Figures have revealed that Britain has one of the highest birth rate levels in Europe. Women in the UK now have an average of just under two children.
Just over 723,000 babies were born in England and Wales in 2010, up from fewer than 600,000 in 2000. The average number of children each woman is likely to have has increased from 1.64 to 1.98.
The main reason for the increase is immigration, with many migrants of child-bearing age, and with many from cultures where larger families are more common. The rising birth rate is also attributed to those born here in the 1960′s and 70′s having children later because they have been focusing on careers. Having children has for many also been delayed by the need for a couple to maintain two incomes to cover mortgage and other costs.
TOP 10 FERTILITY RATES (NUMBER OF CHILDREN FOR EACH WOMAN)
- Ireland 2.07
- France 2.03
- UK 1.98
- Sweden 1.98
- Denmark 1.87
- Finland 1.87
- Netherlands 1.79
- Estonia 1.63
- Luxembourg 1.63
- Slovenia 1.57
Other European countries where birthrates have fallen have accepted fewer numbers of migrants than Britain and have not so far shown the same resurgence in baby numbers among women who in recent years have been delaying childbirth.

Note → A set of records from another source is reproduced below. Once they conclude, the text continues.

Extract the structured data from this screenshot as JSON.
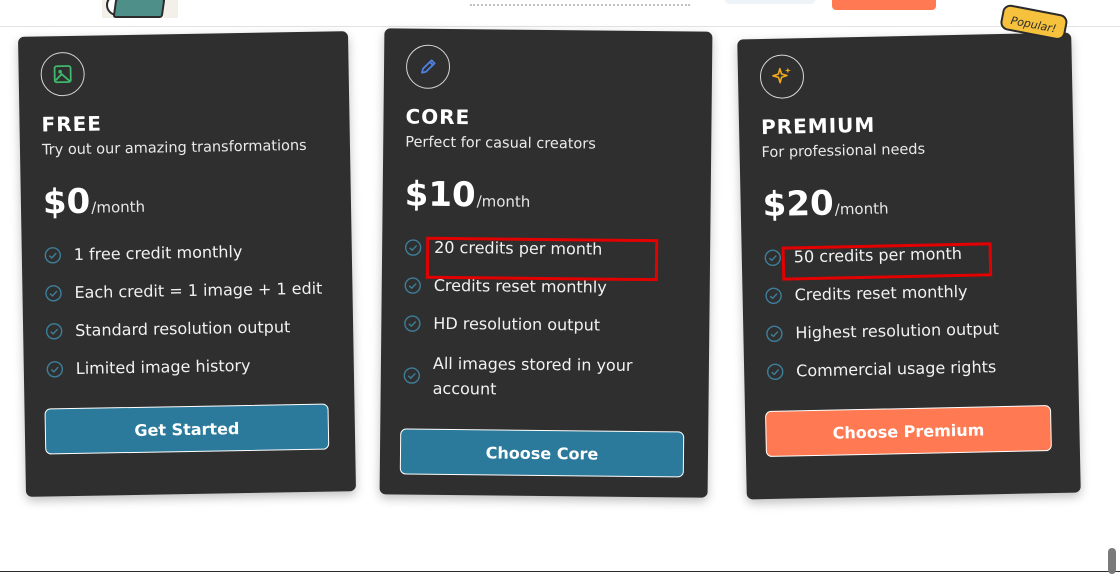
{
  "plans": [
    {
      "name": "FREE",
      "description": "Try out our amazing transformations",
      "price": "$0",
      "period": "/month",
      "features": [
        "1 free credit monthly",
        "Each credit = 1 image + 1 edit",
        "Standard resolution output",
        "Limited image history"
      ],
      "button": "Get Started",
      "icon": "image-icon"
    },
    {
      "name": "CORE",
      "description": "Perfect for casual creators",
      "price": "$10",
      "period": "/month",
      "features": [
        "20 credits per month",
        "Credits reset monthly",
        "HD resolution output",
        "All images stored in your account"
      ],
      "button": "Choose Core",
      "icon": "pencil-icon"
    },
    {
      "name": "PREMIUM",
      "description": "For professional needs",
      "price": "$20",
      "period": "/month",
      "features": [
        "50 credits per month",
        "Credits reset monthly",
        "Highest resolution output",
        "Commercial usage rights"
      ],
      "button": "Choose Premium",
      "icon": "sparkles-icon",
      "badge": "Popular!"
    }
  ],
  "colors": {
    "card_bg": "#2f2f2f",
    "teal": "#2b7a9b",
    "orange": "#ff7a53",
    "check": "#3d7f9b",
    "highlight": "#e30000",
    "badge": "#f6c23e"
  }
}
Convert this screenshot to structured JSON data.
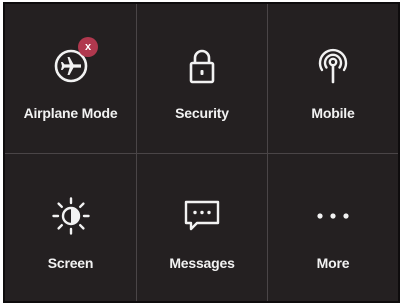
{
  "tiles": [
    {
      "label": "Airplane Mode",
      "icon": "airplane-icon",
      "badge": "x"
    },
    {
      "label": "Security",
      "icon": "lock-icon"
    },
    {
      "label": "Mobile",
      "icon": "antenna-icon"
    },
    {
      "label": "Screen",
      "icon": "brightness-icon"
    },
    {
      "label": "Messages",
      "icon": "message-icon"
    },
    {
      "label": "More",
      "icon": "more-icon"
    }
  ],
  "colors": {
    "background": "#242021",
    "divider": "#4a4547",
    "text": "#f2f2f2",
    "badge": "#b0384e"
  }
}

The Office for National Statistics said this may be because of ‘Government policy and the economic climate indirectly influencing individuals’ decisions around childbearing and therefore affecting the number of births.’ However it added: ‘The combined effect of multiple government policies and the changing economic climate does not have a clear impact on fertility in a particular direction.’